Я упала грудью на руль и захлебнулась рыданиями, телефон выпал из дрожащих пальцев.
— Эмма? — услышала я его голос, и с трудом нашарила на полу мобильник.
— Я здесь, — всхлипнула я.
— Ты должна быть во мне уверена. А тебе пока этого явно не хватает, — уже совсем другим тоном произнес он.
— Извини. Я просто…
— Понимаю, — перебил он. — Но больше не смей во мне сомневаться.
— Никогда, — облегченно вздохнула я. — И больше никаких секретов.
— Больше никаких секретов. А ты сейчас где?
— На стоянке где-то в Оклахоме, — ответила я, оглядев запруженную машинами придорожную стоянку.
— В Оклахоме?! Каким ветром тебя туда занесло?
— Захотелось сесть в машину и ехать куда глаза глядят.
— Интересно, и как долго ты намереваешься это делать?
— Пока не найду что-то такое, ради чего стоит остановиться. — Я вытерла мокрое лицо и откинулась на спинку сиденья.
— Но ведь ты уже остановилась, да?
— Да, — улыбнулась я.
— Значит, это стоило того, — произнес он. — Ты что, собираешься вернуться сюда на машине?
— У меня была такая мысль, — призналась я. — Полагаю, к выходным уже доберусь до Санта-Барбары.

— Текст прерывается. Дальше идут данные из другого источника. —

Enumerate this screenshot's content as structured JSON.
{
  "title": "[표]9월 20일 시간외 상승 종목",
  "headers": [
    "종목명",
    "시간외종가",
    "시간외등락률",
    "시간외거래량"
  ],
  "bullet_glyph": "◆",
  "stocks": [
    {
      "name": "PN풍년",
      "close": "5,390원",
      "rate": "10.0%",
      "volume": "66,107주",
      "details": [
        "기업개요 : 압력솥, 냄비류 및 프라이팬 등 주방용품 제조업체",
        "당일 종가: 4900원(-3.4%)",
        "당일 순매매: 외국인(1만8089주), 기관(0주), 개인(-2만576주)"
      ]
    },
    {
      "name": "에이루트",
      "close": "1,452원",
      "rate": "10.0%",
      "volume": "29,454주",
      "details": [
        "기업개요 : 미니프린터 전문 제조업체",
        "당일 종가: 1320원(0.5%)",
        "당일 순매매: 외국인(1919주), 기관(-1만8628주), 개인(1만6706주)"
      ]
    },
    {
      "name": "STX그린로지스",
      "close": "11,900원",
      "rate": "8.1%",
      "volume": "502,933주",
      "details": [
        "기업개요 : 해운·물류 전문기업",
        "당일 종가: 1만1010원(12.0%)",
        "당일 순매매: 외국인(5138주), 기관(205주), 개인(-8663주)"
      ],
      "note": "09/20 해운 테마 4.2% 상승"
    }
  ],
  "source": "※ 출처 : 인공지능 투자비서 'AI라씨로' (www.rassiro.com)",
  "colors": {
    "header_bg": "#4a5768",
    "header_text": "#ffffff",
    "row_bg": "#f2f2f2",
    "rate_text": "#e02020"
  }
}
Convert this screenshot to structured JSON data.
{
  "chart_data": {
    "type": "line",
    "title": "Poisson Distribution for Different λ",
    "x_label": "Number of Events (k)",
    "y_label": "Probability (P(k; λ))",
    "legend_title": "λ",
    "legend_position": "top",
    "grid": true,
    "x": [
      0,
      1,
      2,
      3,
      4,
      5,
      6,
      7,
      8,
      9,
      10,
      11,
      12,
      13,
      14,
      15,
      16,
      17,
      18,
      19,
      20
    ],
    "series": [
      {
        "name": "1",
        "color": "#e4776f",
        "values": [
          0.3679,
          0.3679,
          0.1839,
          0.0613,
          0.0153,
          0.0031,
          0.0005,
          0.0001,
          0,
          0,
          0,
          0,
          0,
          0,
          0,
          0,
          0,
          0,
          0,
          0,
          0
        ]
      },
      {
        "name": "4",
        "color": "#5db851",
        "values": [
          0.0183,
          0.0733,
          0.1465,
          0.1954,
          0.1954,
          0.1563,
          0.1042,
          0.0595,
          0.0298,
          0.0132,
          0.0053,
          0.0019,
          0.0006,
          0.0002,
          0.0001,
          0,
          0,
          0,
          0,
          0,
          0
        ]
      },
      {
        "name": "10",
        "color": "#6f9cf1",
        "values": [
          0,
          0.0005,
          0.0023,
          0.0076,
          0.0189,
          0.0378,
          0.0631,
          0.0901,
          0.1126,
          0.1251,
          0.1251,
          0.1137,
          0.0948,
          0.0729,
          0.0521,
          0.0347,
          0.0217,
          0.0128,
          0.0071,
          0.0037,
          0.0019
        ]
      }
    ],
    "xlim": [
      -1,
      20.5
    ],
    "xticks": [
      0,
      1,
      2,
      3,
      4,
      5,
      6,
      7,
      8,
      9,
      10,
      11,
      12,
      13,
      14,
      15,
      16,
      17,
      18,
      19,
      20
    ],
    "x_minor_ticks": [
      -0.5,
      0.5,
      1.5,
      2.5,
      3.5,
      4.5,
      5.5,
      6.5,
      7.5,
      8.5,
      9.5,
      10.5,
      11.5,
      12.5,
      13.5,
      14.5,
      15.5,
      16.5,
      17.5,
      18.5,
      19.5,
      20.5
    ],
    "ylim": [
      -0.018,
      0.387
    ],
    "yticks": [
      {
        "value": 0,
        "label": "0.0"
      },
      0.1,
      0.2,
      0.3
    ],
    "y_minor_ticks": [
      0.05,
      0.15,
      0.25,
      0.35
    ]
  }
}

— На выходные я улетаю в Коннектикут, — сообщил Эван. — Надо забрать вещи. Мама продала дом, и к воскресенью надо его освободить.
— Неужели?
— Угу, — пробормотал он. — Но теперь это не имеет значения. Ведь у меня есть ты. — Он сделал паузу и спросил: — Да?
— Да. У тебя теперь есть я, — рассмеялась я.
— Отлично. Позвони сегодня попозже, когда сделаешь остановку. Пожалуйста.
— Непременно, — обещала я. — Пока, Эван.
— До скорого, Эмма. — Я облегченно вздохнул. Какое счастье, что она все же перезвонила!
Я взял письмо, которое она оставила на прикроватном столике, и, улыбаясь про себя, провел пальцем по пожелтевшей бумаге. Письмо, которое снова перевернуло мою жизнь.
Я люблю его больше жизни. Именно поэтому делаю выбор в пользу того, чтобы он был счастлив.
Только две фразы. Вот и все, что она написала. И телефонный звонок матери, чтобы понять смысл написанного. И мама повторила клятву, что дала ей Эмма: «Я люблю его, но лучше уйду с дороги, чтобы не испортить ему жизнь». А еще мама призналась, что это письмо вынудило ее принять одно из самых трудных решений, которые ей когда-либо приходилось принимать.
Я вошел в гостиную, где застал Сару с телефоном в руках. Она с нескрываемым любопытством посмотрела на меня и сообщила с сияющей улыбкой:
— Я только что разговаривала с Эммой.
— Хорошо, — кивнул я. — Спасибо, что поговорила со мной. Даже и не знаю, что бы я делал без твоей помощи. Только благодаря тебе я наконец понял, через что ей, бедняжке, пришлось пройти.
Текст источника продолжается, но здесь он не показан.